Now lets go to the storage...

0: kd> dt nt!hhive e1019458 storage.

nt!HHIVE

Cannot find specified field members.

0: kd> dt nt!hhive e1019458 Storage.

nt!HHIVE

   +0x050 StorageTypeCount : 2

   +0x058 Storage : [2]

      +0x000 Length : 0x364000

      +0x004 Map : 0xe1021000 _HMAP_DIRECTORY---map directory used by configuration manager..this is equivalent to PDE in terms of memory management

      +0x008 SmallDir : (null)

      +0x00c Guard : 0xffffffff

      +0x010 FreeDisplay : [24] _FREE_DISPLAY

      +0x130 FreeSummary : 0x100a5f

      +0x134 FreeBins : _LIST_ENTRY [ 0xe10195e4 - 0xe10195e4 ]---free bins for this hive

 

0: kd> dt 0xe1021000 _HMAP_DIRECTORY

   +0x000 Directory : [1024] 0xe1022000 _HMAP_TABLE---so first we went to hive directory address and from there we figured out hive table address and from there we got block offset. In this case cell index in configuration manager is equivalent to PFN in case of memory manager.

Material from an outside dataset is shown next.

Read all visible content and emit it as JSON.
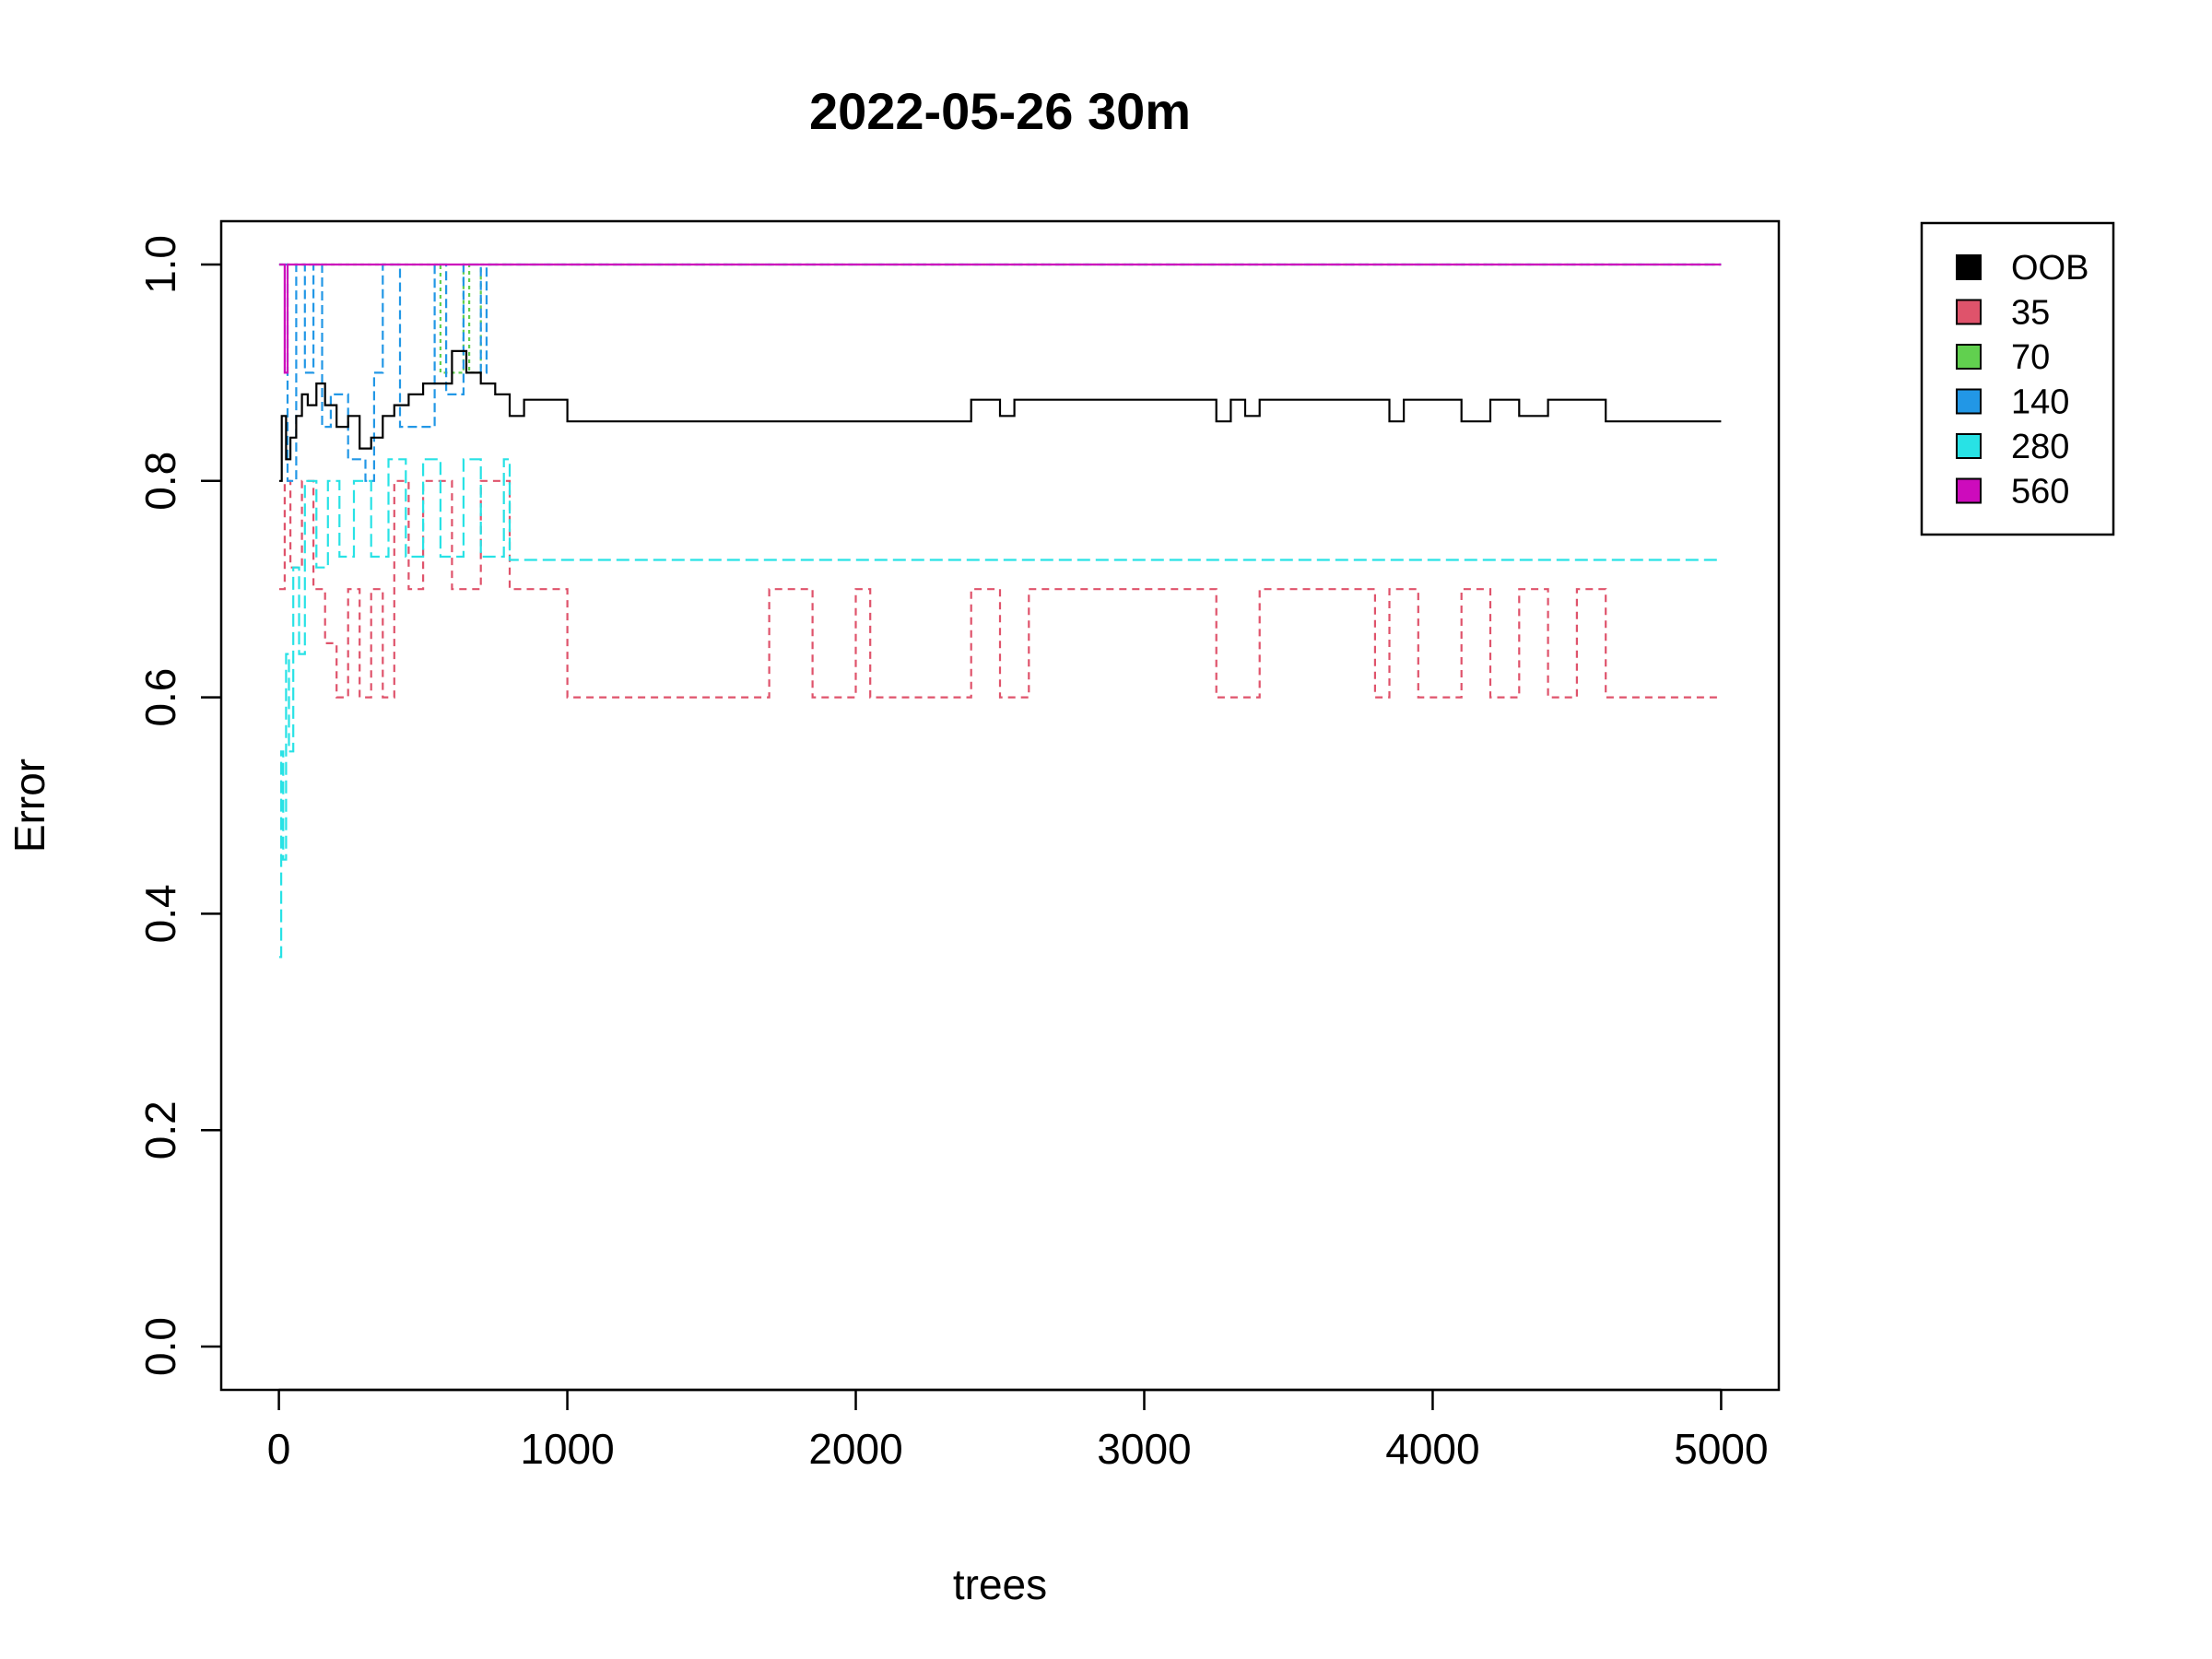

0: kd> dt 0xe1022000 _HMAP_TABLE

   +0x000 Table : [512] _HMAP_ENTRY

0: kd> dt 0xe1021000 _HMAP_ENTRY

   +0x000 BlockAddress : 0xe1022000-----------------

   +0x004 BinAddress : 0xe1024000---------------------------

   +0x008 CmView : (null)

   +0x00c MemAlloc : 0

So now we have reached to the block and inside the block we have reached to the bin….from here we will go to that cell…

Now just to prove that we are on right track..let me achieve the same via debugger ….for that we have !reg cellindex

0: kd> !reg baseblock e1019458

 

FileName : SYSTEM

Signature: HBASE_BLOCK_SIGNATURE

Sequence1: 1a0f

Sequence2: 1a0f

TimeStamp: 1c84fa5 ac4d292c

Major : 1

Minor : 5

Type : HFILE_TYPE_PRIMARY

Format : HBASE_FORMAT_MEMORY

RootCell : 20

Length : 364000

Cluster : 1

CheckSum : 346bbc65

0: kd> !reg cellindex e1019458 20

 

Map = e1021000 Type = 0 Table = 0 Block = 0 Offset = 20

MapTable = e1022000

 

pcell: de441024--------------this is the address of the cell

 

==========

 

Gaurav Anand

This posting is provided "AS IS" with no warranties, and confers no rights.